Ketiga kementerian yang dimaksud olehnya adalah Kementerian Pendidikan Tinggi, Sains, dan Teknologi (Kemendikti saintek), Kementerian Ketenagakerjaan (Kemnaker), dan Kementerian Kesehatan (Kemenkes).
Ketiga kementerian tersebut, dapat berkolaborasi dengan IKA ITB dalam memperluas jangkauan akses peningkatan kualitas SDM, salah satunya jangkauan pembelajaran AI di Indonesia.
“Kita ada peluang, tiga Kementerian yang berkaitan dengan IPM, ada Pendidikan Tinggi, Tenaga Kerja, dan Kesehatan kebetulan semua menterinya alumni ITB. Saya merasa IKA ITB bisa ikut memberikan kontribusi yang lebih besar,” terang Puja.

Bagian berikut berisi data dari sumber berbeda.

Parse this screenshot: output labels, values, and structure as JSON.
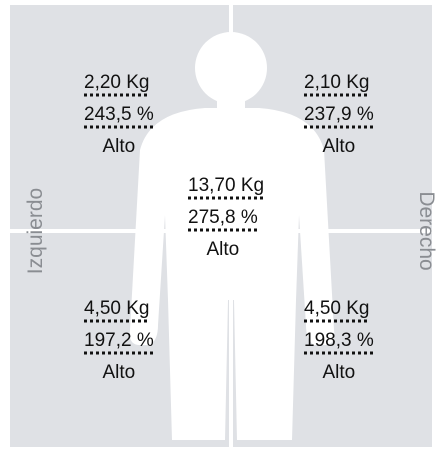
{
  "side_labels": {
    "left": "Izquierdo",
    "right": "Derecho"
  },
  "segments": {
    "left_arm": {
      "mass": "2,20 Kg",
      "percent": "243,5 %",
      "level": "Alto"
    },
    "right_arm": {
      "mass": "2,10 Kg",
      "percent": "237,9 %",
      "level": "Alto"
    },
    "trunk": {
      "mass": "13,70 Kg",
      "percent": "275,8 %",
      "level": "Alto"
    },
    "left_leg": {
      "mass": "4,50 Kg",
      "percent": "197,2 %",
      "level": "Alto"
    },
    "right_leg": {
      "mass": "4,50 Kg",
      "percent": "198,3 %",
      "level": "Alto"
    }
  }
}
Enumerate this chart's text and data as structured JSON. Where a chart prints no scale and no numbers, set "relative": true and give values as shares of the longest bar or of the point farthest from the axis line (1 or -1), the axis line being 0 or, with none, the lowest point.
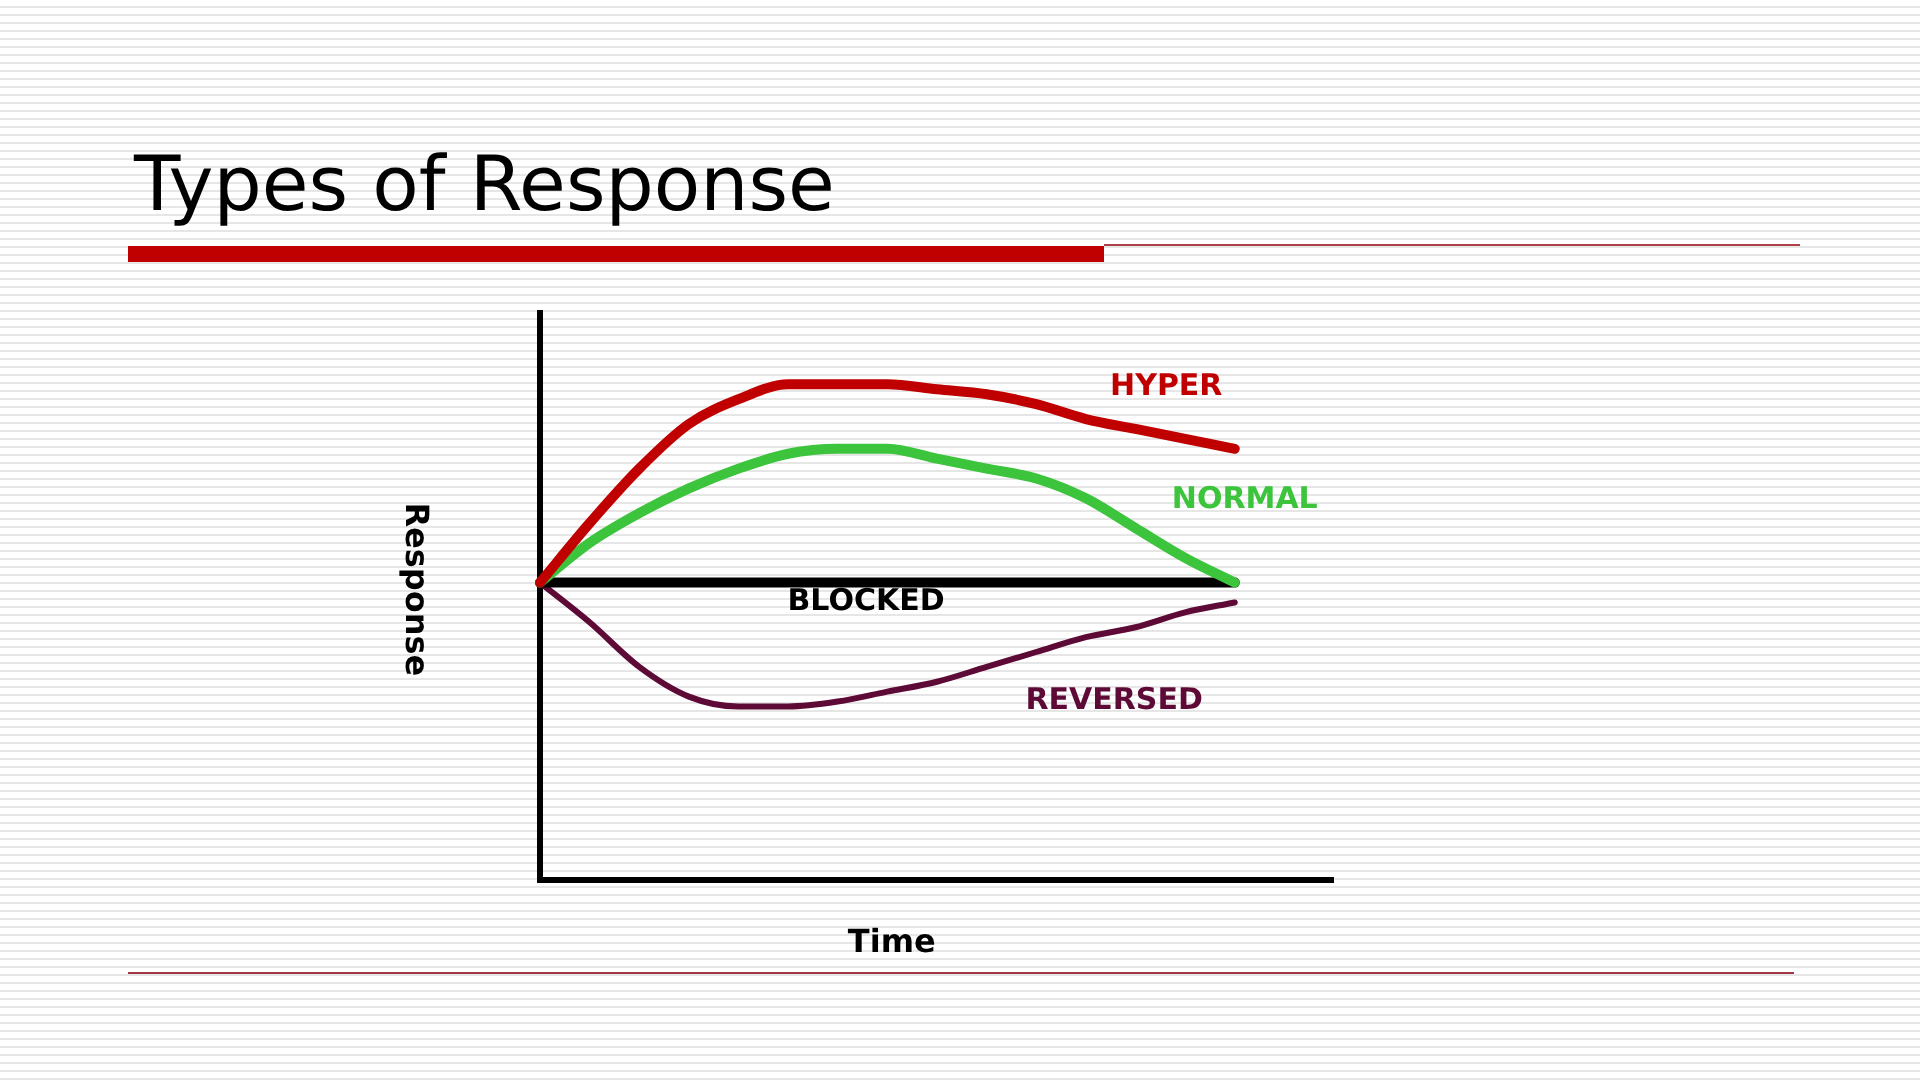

“Kita mulai dulu dari alumninya sendiri, kalau alumni ITB tidak mengenal AI ya sama saja. Setelah ITB beres, kita masuk ke seluruh Indonesia,” sambungnya.
Inovasi Butuh Edukasi
Puja mengatakan bahwa sebagus apapun inovasi yang dikembangkan tanpa adanya dukungan edukasi yang baik, menurutnya tidak akan berjalan dengan baik.
Karena tantangan mengembangkan sebuah inovasi di Indonesia cukup besar. Di mana permasalahan utama adalah tingkat pendidikan, sehingga inovasi yang dikembangkan harus disertai dengan langkah konkret, yakni edukasi.
“Inovasi tanpa edukasi, enggak akan masuk dia (inovasi). Mau innovate apapun kalau kita secara science engineering masih kurang, senggak akan jalan,” tegasnya.
“Lulusan S1 (sarjana Strata 1) kita masih 5 persen dari 200 juta penduduk, jadi yang kuliah 30 persen dan yang lulus 5 persen. Inilah mengapa untuk melakukan sebuah perubahan, dari pendidikan dulu terus kita melakukan inovasi,” beber Puja.
Mengenang Masa Kuliah di ITB, Jalur KN dan Peran Sang Ibunda
Menjadi bagian civitas akademika ITB, bagi Puja merupakan sebuah kebanggaan tersendiri. Ia mengenang masa kuliahnya di ITB yang dimulai masuk kampus melalui Jalur Kemitraan Nusantara (KN) ITB.
Sebagai anak muda yang jauh-jauh datang dari Pekanbaru, Riau untuk menuntut ilmu ke Bandung. Puja mendapatkan beasiswa dari pemerintah daerah setempat. Tetapi perjalannnya tidak semuanya mulus.
Ia pernah dihadapkan pada permasalahan beasiswa yang sempat mengalami keterlambatan dan sempat mengurungkan niat berangkat ke Bandung.
Tetapi dengan segala upaya, sang ibunda mendukung langkah puja untuk menempuh studi meski harus menggadaikan emas sebagai uang saku perjalanan ke Bandung.
“Masuk ITB itu dulu, kami via jalur KN memang mendapat bantuan beasiswa dari pemda. Tapi telat cair dan orang tua harus pinjam sana sini untuk genapin. Terutama mama, enggak segan-segan menggadaikan emasnya supaya saya bisa berangkat ke Bandung,” kenangnya.
Terinspirasi dari ketulusan dan keteguhan sang ibunda dalam mendukung Puja menempuh studi pendidikan tinggi. Lahirlah Alkademi (Almeria Akademi), yang namanya diambil dari nama sang ibunda, yakni Ibu Almeria.
“Izin memperkenalkan Ibu Almeria, dari beliau makanya sampai bikin Alkademi dari Almeria Akademi,” ujar Puja.
Alkademi kini menjadi medium bagi talenta-talenta generasi muda yang sadar akan pentingnya pemanfaatan teknologi untuk memberi kontribusi pada perubahan di masa depan.